なぜならこれは、鳴海のリハビリを兼ねたチャンスなのだから。
「鳴海先生、たまにはゆっくり休まれてはどうでしょうか」
「週末休めるだけで充分です。本当は他院でのアルバイトを入れようかと思っていたくらいです」
「そうですか。相変わらず大変ですね」
「他にできることもありませんから」
「そうではなくてですね、あの」
俺は少し足を速め、鳴海の前に回りこむようにして、切り出した。
「よかったら、温泉でも、ご一緒しませんか。という話なんですよ」
鳴海はぎょっとしたように俺を見た。
「なんのために?」
そうきたか。
「いや、温泉じゃなくても構いませんよ。
海でも、山でも、高原でも。
シーズンオフですから、今からでも予約が取れなくはないでしょう」
「目的が不明瞭で、意図がわかりかねます」
「場所はどこだっていいんです。鳴海先生の行きたいところにしましょう」
「ですから、私は論文をまとめるつもりなので、田口先生はお好きなところに行かれてはいかがでしょうか。

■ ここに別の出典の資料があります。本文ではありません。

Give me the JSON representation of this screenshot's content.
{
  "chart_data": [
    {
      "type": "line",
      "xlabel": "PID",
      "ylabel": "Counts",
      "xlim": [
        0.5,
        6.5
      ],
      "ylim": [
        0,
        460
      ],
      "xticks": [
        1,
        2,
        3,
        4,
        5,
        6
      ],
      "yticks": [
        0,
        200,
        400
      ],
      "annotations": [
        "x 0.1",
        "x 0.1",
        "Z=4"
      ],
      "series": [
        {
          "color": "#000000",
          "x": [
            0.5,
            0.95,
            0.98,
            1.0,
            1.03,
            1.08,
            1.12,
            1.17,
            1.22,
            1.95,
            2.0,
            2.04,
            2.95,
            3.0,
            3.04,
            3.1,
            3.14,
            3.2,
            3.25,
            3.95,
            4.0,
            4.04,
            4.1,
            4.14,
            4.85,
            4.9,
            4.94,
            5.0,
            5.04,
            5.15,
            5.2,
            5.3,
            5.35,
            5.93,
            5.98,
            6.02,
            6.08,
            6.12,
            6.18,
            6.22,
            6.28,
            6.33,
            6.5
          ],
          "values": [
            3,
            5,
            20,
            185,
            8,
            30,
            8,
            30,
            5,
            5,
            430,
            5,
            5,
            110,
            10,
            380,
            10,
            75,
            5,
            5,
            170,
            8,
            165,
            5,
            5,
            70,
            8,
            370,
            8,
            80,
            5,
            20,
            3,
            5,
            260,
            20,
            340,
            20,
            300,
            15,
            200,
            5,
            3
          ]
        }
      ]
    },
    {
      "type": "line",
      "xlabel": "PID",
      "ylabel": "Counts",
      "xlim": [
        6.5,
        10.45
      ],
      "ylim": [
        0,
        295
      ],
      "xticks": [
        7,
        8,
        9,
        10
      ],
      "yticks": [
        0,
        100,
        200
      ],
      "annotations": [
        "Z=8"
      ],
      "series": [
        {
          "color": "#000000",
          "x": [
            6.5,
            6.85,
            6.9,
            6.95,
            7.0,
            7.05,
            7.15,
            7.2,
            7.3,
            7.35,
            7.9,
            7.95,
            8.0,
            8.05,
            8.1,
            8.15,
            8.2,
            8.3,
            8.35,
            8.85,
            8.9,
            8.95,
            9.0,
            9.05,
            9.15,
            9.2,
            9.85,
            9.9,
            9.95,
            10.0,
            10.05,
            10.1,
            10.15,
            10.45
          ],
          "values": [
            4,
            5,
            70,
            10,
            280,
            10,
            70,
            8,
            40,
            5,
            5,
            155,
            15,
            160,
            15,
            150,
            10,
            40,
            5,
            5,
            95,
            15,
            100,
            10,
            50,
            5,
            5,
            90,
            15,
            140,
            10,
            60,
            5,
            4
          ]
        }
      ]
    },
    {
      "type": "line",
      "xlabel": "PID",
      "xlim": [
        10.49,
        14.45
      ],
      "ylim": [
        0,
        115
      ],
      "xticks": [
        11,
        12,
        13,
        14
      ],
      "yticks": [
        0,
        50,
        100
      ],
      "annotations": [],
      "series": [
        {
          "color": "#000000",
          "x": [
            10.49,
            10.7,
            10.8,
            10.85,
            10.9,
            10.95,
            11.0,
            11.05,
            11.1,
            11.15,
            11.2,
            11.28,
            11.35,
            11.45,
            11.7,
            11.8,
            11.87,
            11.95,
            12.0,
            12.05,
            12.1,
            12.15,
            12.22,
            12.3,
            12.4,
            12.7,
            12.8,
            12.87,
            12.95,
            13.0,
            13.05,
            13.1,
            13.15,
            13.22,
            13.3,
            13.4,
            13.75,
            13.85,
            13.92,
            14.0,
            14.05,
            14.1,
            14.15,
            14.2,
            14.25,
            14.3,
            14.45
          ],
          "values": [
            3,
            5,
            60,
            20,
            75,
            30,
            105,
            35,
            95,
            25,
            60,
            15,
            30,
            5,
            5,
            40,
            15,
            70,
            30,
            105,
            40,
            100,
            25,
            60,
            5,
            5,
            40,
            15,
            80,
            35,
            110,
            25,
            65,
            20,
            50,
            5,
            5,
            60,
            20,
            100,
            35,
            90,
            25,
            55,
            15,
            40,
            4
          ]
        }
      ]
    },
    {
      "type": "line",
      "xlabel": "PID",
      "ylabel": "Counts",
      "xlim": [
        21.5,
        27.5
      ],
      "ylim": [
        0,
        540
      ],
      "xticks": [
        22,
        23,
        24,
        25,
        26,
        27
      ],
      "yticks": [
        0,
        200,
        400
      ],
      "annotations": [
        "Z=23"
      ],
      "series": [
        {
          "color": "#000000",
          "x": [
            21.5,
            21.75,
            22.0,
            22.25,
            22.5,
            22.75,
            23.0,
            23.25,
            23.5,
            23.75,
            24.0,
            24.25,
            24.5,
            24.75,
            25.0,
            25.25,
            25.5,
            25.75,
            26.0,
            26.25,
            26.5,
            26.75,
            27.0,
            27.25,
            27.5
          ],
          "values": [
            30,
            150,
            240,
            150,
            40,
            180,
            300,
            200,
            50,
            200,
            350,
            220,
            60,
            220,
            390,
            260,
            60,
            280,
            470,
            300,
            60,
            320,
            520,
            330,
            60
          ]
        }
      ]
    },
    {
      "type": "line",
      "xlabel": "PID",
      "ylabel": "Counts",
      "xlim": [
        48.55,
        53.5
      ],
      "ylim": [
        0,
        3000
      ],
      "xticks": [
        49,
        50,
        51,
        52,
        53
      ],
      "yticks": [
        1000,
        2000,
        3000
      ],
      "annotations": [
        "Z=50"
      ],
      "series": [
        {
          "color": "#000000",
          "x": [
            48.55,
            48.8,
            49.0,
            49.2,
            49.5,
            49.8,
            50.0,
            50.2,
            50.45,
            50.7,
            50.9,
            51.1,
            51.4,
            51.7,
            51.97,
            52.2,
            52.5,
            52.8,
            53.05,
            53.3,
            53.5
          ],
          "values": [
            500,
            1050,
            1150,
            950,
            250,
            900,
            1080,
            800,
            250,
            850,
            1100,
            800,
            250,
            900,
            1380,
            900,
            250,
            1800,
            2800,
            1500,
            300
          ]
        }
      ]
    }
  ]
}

たまたま休暇が重なっていたからといって、私に気兼ねする必要はないでしょう」
俺は唖然とした。意図が伝わらないどころか、鳴海は根本的な勘違いをしている。
あまり言いたくはないセリフだが、押し問答を打ち破るべく、俺は掌で額を押さえて、一気に吐きだした。
「目的は場所じゃありません。鳴海先生とご一緒したいんです」
鳴海は首を捻って俺を見ていたが、突然合点が行ったように目を見開いた。
「つまり、田口先生は、僕と休暇を過ごしたいんですか?」
「さっきからそう言ってるじゃないですか……」
商店の並んだ通りで、突然立ち止まった男二人を、通行人が横目で眺めながら通り過ぎる。

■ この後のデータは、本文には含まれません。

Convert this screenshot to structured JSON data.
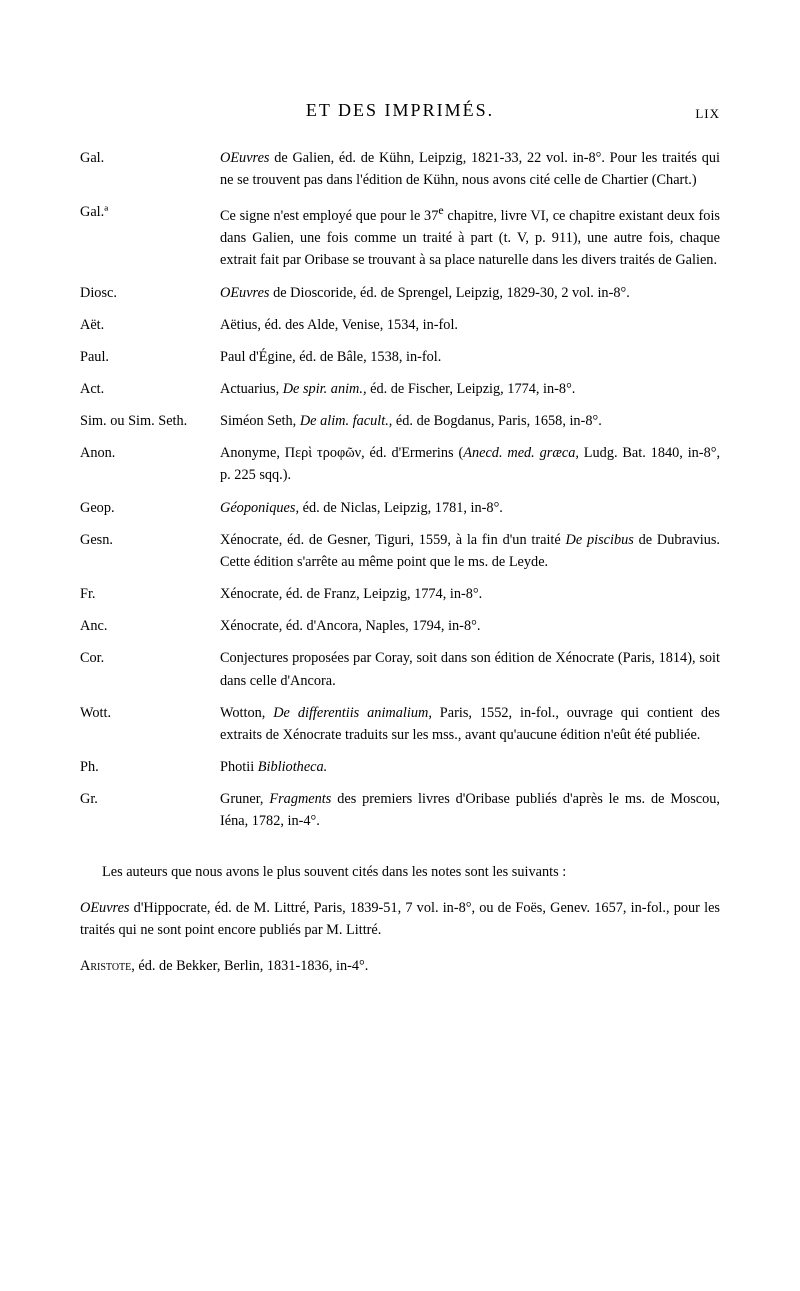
{
  "header": {
    "title": "ET DES IMPRIMÉS.",
    "page_number": "LIX"
  },
  "entries": [
    {
      "abbr": "Gal.",
      "desc": "<i>OEuvres</i> de Galien, éd. de Kühn, Leipzig, 1821-33, 22 vol. in-8°. Pour les traités qui ne se trouvent pas dans l'édition de Kühn, nous avons cité celle de Chartier (Chart.)"
    },
    {
      "abbr": "Gal.ª",
      "desc": "Ce signe n'est employé que pour le 37<sup>e</sup> chapitre, livre VI, ce chapitre existant deux fois dans Galien, une fois comme un traité à part (t. V, p. 911), une autre fois, chaque extrait fait par Oribase se trouvant à sa place naturelle dans les divers traités de Galien."
    },
    {
      "abbr": "Diosc.",
      "desc": "<i>OEuvres</i> de Dioscoride, éd. de Sprengel, Leipzig, 1829-30, 2 vol. in-8°."
    },
    {
      "abbr": "Aët.",
      "desc": "Aëtius, éd. des Alde, Venise, 1534, in-fol."
    },
    {
      "abbr": "Paul.",
      "desc": "Paul d'Égine, éd. de Bâle, 1538, in-fol."
    },
    {
      "abbr": "Act.",
      "desc": "Actuarius, <i>De spir. anim.,</i> éd. de Fischer, Leipzig, 1774, in-8°."
    },
    {
      "abbr": "Sim. ou Sim. Seth.",
      "desc": "Siméon Seth, <i>De alim. facult.,</i> éd. de Bogdanus, Paris, 1658, in-8°."
    },
    {
      "abbr": "Anon.",
      "desc": "Anonyme, Περὶ τροφῶν, éd. d'Ermerins (<i>Anecd. med. græca,</i> Ludg. Bat. 1840, in-8°, p. 225 sqq.)."
    },
    {
      "abbr": "Geop.",
      "desc": "<i>Géoponiques,</i> éd. de Niclas, Leipzig, 1781, in-8°."
    },
    {
      "abbr": "Gesn.",
      "desc": "Xénocrate, éd. de Gesner, Tiguri, 1559, à la fin d'un traité <i>De piscibus</i> de Dubravius. Cette édition s'arrête au même point que le ms. de Leyde."
    },
    {
      "abbr": "Fr.",
      "desc": "Xénocrate, éd. de Franz, Leipzig, 1774, in-8°."
    },
    {
      "abbr": "Anc.",
      "desc": "Xénocrate, éd. d'Ancora, Naples, 1794, in-8°."
    },
    {
      "abbr": "Cor.",
      "desc": "Conjectures proposées par Coray, soit dans son édition de Xénocrate (Paris, 1814), soit dans celle d'Ancora."
    },
    {
      "abbr": "Wott.",
      "desc": "Wotton, <i>De differentiis animalium,</i> Paris, 1552, in-fol., ouvrage qui contient des extraits de Xénocrate traduits sur les mss., avant qu'aucune édition n'eût été publiée."
    },
    {
      "abbr": "Ph.",
      "desc": "Photii <i>Bibliotheca.</i>"
    },
    {
      "abbr": "Gr.",
      "desc": "Gruner, <i>Fragments</i> des premiers livres d'Oribase publiés d'après le ms. de Moscou, Iéna, 1782, in-4°."
    }
  ],
  "paragraphs": [
    "Les auteurs que nous avons le plus souvent cités dans les notes sont les suivants :",
    "<i>OEuvres</i> d'Hippocrate, éd. de M. Littré, Paris, 1839-51, 7 vol. in-8°, ou de Foës, Genev. 1657, in-fol., pour les traités qui ne sont point encore publiés par M. Littré.",
    "<span style='font-variant: small-caps;'>Aristote</span>, éd. de Bekker, Berlin, 1831-1836, in-4°."
  ]
}
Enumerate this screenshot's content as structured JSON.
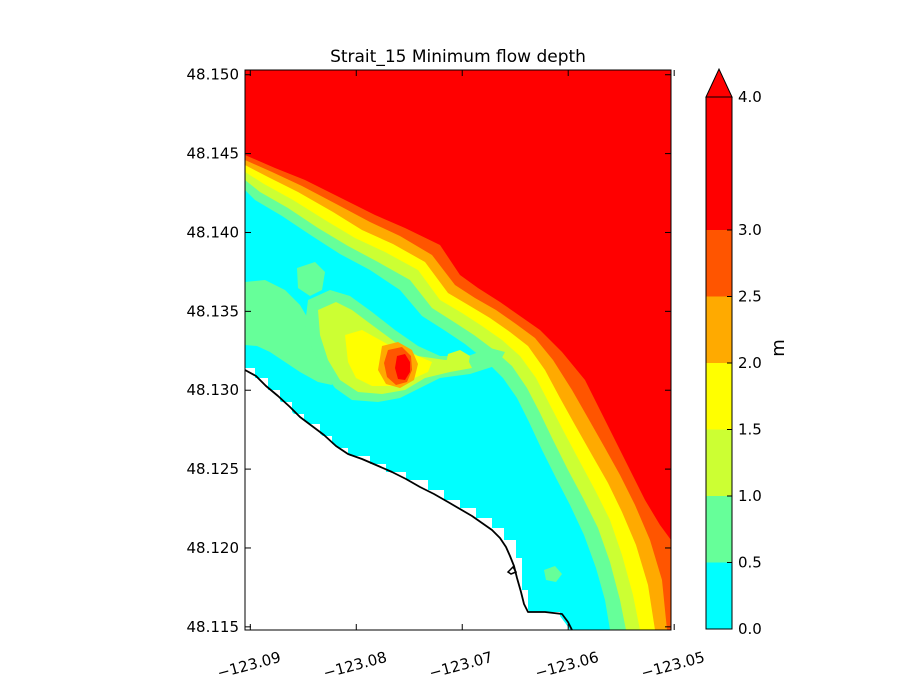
{
  "chart_data": {
    "type": "heatmap",
    "subtype": "filled-contour",
    "title": "Strait_15 Minimum flow depth",
    "xlabel": "",
    "ylabel": "",
    "xlim": [
      -123.0905,
      -123.0503
    ],
    "ylim": [
      48.1148,
      48.1503
    ],
    "x_ticks": [
      -123.09,
      -123.08,
      -123.07,
      -123.06,
      -123.05
    ],
    "x_tick_labels": [
      "−123.09",
      "−123.08",
      "−123.07",
      "−123.06",
      "−123.05"
    ],
    "y_ticks": [
      48.115,
      48.12,
      48.125,
      48.13,
      48.135,
      48.14,
      48.145,
      48.15
    ],
    "y_tick_labels": [
      "48.115",
      "48.120",
      "48.125",
      "48.130",
      "48.135",
      "48.140",
      "48.145",
      "48.150"
    ],
    "grid": false,
    "colorbar": {
      "label": "m",
      "levels": [
        0.0,
        0.5,
        1.0,
        1.5,
        2.0,
        2.5,
        3.0,
        4.0
      ],
      "tick_labels": [
        "0.0",
        "0.5",
        "1.0",
        "1.5",
        "2.0",
        "2.5",
        "3.0",
        "4.0"
      ],
      "colors": [
        "#00ffff",
        "#66ff99",
        "#ccff33",
        "#ffff00",
        "#ffaa00",
        "#ff5500",
        "#ff0000"
      ],
      "extend": "max",
      "extend_color": "#ff0000"
    },
    "depth_bands": {
      "deep": ">= 3.0 m in the north-east (offshore)",
      "shallow": "0.0–0.5 m along the shoreline to the south-west",
      "hotspot": "isolated >= 3.0 m pocket near (-123.0755, 48.1315)"
    },
    "land_color": "#ffffff",
    "coastline_color": "#000000"
  }
}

派手な中年夫婦の片割れが、振り返り振り返りいつまでもこっちを見ているので、
今度からこういう話は二人っきりのときにしておこうと、俺は固く心に誓った。
鳴海は踵を返し、何事も無かったように再び歩き出す。
その数歩後ろをついて歩き、俺はおそるおそる機嫌を伺う。
「まぁ、お忙しいのでしたら、また今度にでも……」
そう呟いた途端、鳴海は振り返って睨みつけてきた。
「忙しいだなんて、言ってないじゃないか」
「じゃあ、大丈夫ですか?」
「急な話なので……」
もはや週末同棲のようになっているというのに、なぜ、小旅行一つでこんな構えられなければならないのだろうか。
鳴海の背中を見ながらあれこれ考えているうちに、一つの推論に辿りつく。
桐生の言葉通りなら、離婚が成立したのは日本に来る時だ。
鳴海には、桐生と旅行に行く機会など、それほど無かったのかもしれない。
前をゆく鳴海が、ちらりとこちらを窺った。
何か言いたげなのを汲み取り、俺は再び鳴海に並ぶ。
横顔を眺めると、澄ましてはいるものの、目線が落ち着かない。
特に怒っているわけでもなさそうなので、 俺はもう少しだけ、押してみることにした。
「どこか、鳴海先生が、ゆっくり羽を伸ばせる場所があればいいんですが――」
俯き加減の鳴海が、口を開きかけたとき、前方から叫び声が聞こえた。